There is nothing sexy about snowshoes. Snowshoes are to skis as dirigibles are to jets—bloated and slow.

That suits me just fine. I know I'm being a bit defensive here. If I had learned skiing as a child, perhaps I'd be happy to be a bishop in "the church of pow"—the billions-of-dollars-a-year religion of downhill skiing and snowboarding. That's "pow," as in powder. Before I moved West, I might have guessed that "the church of pow" was an Eastern cult devoted to punching other people, or, better yet, a buffet devoted to serving especially vigorous helpings of Kung Pao chicken. But, no, the church of pow is just another religious institution, rather like the Church of Jesus Christ of Latter-day Saints, that I do not attend. When it comes to downhill skiing, I'm an atheist.

I tried to take the leap of faith, just once. I took a downhill lesson at Beaver Mountain, the local mom-and-pop ski lodge. And I sucked. Every motion expected of me seemed contrary to gravity and to evolution. I wiggled, trembled, slid, fell and cursed. It was humiliating, and the boots pinched my bad feet.

"Your teacher wasn't very good," my friends reassured me. "Try another," my partner, Kathe, said.

A Zen saying comes to mind: "In sitting, sit. In walking, walk. Above all, don't wobble." I had wobbled, badly.

A small part of me sometimes wishes that I had indeed gotten another instructor. But now, in my middle age, I hate trying to learn something new and physical, then feeling my childhood awkwardness reassert itself like a thicket of broken branches. The experience reminds me of when I took fencing lessons only to lose to an 11-year-old at a competition in the local mall.

During our first winter here, Kathe laughed when I told her I was sick of the season. Only a few inches of snow had fallen, but after a decade in Kansas, I'd gotten used to mostly snowless winters. I was doomed unless we found something outdoorsy to do in winter that required no expertise. Fortunately, the saying is true: If you can walk, you can snowshoe.

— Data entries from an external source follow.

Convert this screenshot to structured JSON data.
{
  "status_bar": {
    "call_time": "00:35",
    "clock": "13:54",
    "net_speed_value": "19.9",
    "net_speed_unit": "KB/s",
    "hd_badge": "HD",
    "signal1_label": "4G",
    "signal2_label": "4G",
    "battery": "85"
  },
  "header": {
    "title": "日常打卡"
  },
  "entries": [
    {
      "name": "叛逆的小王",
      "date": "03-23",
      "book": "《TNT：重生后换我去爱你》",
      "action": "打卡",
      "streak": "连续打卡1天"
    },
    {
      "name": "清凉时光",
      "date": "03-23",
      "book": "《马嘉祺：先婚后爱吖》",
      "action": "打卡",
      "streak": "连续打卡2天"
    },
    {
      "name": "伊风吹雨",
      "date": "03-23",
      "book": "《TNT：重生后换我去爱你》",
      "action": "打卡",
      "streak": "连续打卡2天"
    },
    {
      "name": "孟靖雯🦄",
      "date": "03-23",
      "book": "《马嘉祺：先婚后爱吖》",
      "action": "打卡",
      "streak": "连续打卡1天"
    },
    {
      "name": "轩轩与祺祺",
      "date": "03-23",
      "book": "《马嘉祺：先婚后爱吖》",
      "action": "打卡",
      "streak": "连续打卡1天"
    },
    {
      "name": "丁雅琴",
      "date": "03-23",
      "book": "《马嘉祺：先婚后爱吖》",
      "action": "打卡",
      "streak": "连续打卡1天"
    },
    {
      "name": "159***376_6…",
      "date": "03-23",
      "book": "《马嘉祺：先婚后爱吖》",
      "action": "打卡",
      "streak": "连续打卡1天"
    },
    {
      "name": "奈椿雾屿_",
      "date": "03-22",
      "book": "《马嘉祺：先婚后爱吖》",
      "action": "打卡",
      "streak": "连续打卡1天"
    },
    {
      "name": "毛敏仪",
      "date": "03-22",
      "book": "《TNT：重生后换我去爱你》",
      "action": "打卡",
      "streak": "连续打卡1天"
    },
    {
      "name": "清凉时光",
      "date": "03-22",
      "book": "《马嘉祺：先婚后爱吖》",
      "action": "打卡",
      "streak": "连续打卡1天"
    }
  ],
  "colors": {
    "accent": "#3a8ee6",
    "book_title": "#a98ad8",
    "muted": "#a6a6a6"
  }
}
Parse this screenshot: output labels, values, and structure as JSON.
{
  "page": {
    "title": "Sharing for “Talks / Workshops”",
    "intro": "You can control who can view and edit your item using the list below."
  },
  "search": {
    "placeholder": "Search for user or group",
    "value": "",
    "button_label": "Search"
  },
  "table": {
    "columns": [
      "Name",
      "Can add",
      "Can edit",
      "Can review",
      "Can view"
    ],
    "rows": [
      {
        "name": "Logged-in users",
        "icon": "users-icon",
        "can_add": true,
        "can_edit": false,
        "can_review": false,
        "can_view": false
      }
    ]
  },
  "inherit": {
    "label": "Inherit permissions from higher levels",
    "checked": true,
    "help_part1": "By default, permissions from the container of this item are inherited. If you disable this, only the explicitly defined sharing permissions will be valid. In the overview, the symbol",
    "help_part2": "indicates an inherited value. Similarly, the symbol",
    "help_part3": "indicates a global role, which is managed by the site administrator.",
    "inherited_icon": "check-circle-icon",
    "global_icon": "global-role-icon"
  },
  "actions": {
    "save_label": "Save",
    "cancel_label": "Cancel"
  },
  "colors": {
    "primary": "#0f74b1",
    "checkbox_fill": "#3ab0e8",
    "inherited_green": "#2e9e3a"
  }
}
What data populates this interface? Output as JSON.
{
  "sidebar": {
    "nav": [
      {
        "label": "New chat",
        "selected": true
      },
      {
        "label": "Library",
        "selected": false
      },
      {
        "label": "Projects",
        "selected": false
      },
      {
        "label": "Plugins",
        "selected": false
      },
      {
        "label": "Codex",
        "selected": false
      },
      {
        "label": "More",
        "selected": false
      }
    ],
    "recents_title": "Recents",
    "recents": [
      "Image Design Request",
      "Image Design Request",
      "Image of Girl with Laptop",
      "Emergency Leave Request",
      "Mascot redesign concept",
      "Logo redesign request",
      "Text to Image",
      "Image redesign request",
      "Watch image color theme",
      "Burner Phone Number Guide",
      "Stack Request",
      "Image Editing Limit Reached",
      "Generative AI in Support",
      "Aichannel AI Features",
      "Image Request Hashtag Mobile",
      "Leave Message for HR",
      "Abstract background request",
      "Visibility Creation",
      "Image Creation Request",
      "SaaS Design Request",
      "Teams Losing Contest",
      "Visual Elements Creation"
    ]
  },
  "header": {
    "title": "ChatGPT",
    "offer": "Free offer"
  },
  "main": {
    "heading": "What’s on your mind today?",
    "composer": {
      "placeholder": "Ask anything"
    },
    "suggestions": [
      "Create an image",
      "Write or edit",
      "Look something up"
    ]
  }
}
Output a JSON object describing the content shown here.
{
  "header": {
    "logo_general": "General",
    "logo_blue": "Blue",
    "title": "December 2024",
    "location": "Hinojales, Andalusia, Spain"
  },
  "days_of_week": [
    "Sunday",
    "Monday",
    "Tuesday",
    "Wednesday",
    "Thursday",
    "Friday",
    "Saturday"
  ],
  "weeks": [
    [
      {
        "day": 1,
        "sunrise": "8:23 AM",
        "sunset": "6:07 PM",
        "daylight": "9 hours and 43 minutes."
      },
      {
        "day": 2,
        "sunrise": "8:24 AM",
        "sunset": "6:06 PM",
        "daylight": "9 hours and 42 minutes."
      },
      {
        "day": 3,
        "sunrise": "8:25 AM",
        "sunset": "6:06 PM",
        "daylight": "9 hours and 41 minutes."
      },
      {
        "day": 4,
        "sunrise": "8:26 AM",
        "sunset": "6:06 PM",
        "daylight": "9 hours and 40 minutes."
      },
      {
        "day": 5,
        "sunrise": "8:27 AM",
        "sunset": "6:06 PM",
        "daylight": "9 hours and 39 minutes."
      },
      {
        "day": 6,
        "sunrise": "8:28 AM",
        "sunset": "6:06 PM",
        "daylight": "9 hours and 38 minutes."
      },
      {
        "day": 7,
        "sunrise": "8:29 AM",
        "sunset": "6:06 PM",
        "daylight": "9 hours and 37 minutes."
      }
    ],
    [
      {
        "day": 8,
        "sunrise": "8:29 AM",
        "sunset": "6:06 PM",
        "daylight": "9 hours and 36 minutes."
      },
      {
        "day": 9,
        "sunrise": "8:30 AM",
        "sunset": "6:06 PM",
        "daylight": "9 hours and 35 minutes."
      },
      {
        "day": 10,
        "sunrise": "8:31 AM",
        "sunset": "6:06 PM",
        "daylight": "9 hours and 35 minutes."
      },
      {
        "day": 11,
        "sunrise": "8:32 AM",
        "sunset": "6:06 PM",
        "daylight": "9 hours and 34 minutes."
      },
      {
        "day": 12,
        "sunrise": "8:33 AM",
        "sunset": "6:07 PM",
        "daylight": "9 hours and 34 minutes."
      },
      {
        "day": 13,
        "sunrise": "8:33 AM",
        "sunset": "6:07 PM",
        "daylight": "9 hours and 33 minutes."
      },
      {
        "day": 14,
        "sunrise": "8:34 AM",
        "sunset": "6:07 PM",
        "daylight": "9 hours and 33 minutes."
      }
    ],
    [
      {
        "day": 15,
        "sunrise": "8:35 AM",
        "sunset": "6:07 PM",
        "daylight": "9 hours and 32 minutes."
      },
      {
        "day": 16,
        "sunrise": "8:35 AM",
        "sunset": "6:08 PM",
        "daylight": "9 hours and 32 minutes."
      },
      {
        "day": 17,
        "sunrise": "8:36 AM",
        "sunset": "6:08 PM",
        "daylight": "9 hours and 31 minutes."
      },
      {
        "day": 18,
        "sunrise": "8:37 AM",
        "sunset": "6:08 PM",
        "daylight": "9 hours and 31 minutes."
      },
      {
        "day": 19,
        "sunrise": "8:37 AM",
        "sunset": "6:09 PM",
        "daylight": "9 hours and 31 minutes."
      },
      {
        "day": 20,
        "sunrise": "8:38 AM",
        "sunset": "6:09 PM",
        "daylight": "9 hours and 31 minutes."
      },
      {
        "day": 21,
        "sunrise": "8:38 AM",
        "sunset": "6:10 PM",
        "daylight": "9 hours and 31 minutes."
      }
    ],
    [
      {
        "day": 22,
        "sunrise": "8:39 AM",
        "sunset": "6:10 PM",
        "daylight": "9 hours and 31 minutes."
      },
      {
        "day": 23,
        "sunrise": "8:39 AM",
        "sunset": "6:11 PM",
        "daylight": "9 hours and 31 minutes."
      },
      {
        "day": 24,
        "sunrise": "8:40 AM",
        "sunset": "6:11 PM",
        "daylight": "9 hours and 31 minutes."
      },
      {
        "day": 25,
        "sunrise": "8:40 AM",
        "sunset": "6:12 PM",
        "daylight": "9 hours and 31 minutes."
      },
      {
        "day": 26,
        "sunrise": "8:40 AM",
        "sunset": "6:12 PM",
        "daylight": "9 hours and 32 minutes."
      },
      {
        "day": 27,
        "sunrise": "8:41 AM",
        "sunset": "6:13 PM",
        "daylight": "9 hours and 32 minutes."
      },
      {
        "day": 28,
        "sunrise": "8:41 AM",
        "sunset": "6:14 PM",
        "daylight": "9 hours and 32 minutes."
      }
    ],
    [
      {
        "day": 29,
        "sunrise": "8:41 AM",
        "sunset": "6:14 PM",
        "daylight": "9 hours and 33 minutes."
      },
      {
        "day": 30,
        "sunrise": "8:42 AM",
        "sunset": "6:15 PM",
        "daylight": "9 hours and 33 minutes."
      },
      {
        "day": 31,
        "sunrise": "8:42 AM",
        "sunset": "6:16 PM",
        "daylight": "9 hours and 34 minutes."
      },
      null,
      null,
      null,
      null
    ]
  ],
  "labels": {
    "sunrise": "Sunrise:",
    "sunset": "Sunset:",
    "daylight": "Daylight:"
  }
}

So to engage with winter and to escape the oft-polluted inversions over the valley, I go on excursions up the canyons—Green, Smithfield, Logan, Blacksmith Fork—into juniper, Doug firs, subalpine firs, spruce, the silent crescendos and diminuendos of snow heaped about, the world's only grace it seems then. In such places, cold air pours over my throat like water. Sounds are spare: wind, the calls of chickadees and eagles, the monotone tew-tew of solitaires. I snowshoe up to dolomite crags and nameless ridgelines, down through maple draws, beside the plum-red branches of dogwood lining Rock Creek. Going down slopes, I'll sometimes slide a bit, enough to give me a taste of speed. Often neither high nor far, though sometimes both, my snow treks remove me from the expectation of anything but ordinary movement in extraordinary places. I feel un-wobbly.

Before I began formal meditation, snowshoeing was one way to discover bliss by leaving behind the hindrances of craving, aversion, sloth, doubt and agitation. This step, that view, this breath, that landmark to get me home. On snowshoes, my body succumbs to topography. Sure, there are times I yearn to reach the top of a mountain. Sometimes I make it, sometimes I don't. Lately I've been learning when to give up, which is a kind of victory in itself. Why do I need a summit every time, when everywhere is the poetry of snow, of graupel, cornice, aspect, of champagne powder and breakfast crust, of sunrollers and punk, of crust, slab and drift?

So it turns out I didn't need another teacher on the slopes. I've had them all along. Because I cotton to those sages who suggest enlightenment can come in flashes at any time, openings that don't require years of sitting on a hard floor staring at a wall. If "ordinary mind is the Way," so too is simply walking on snow.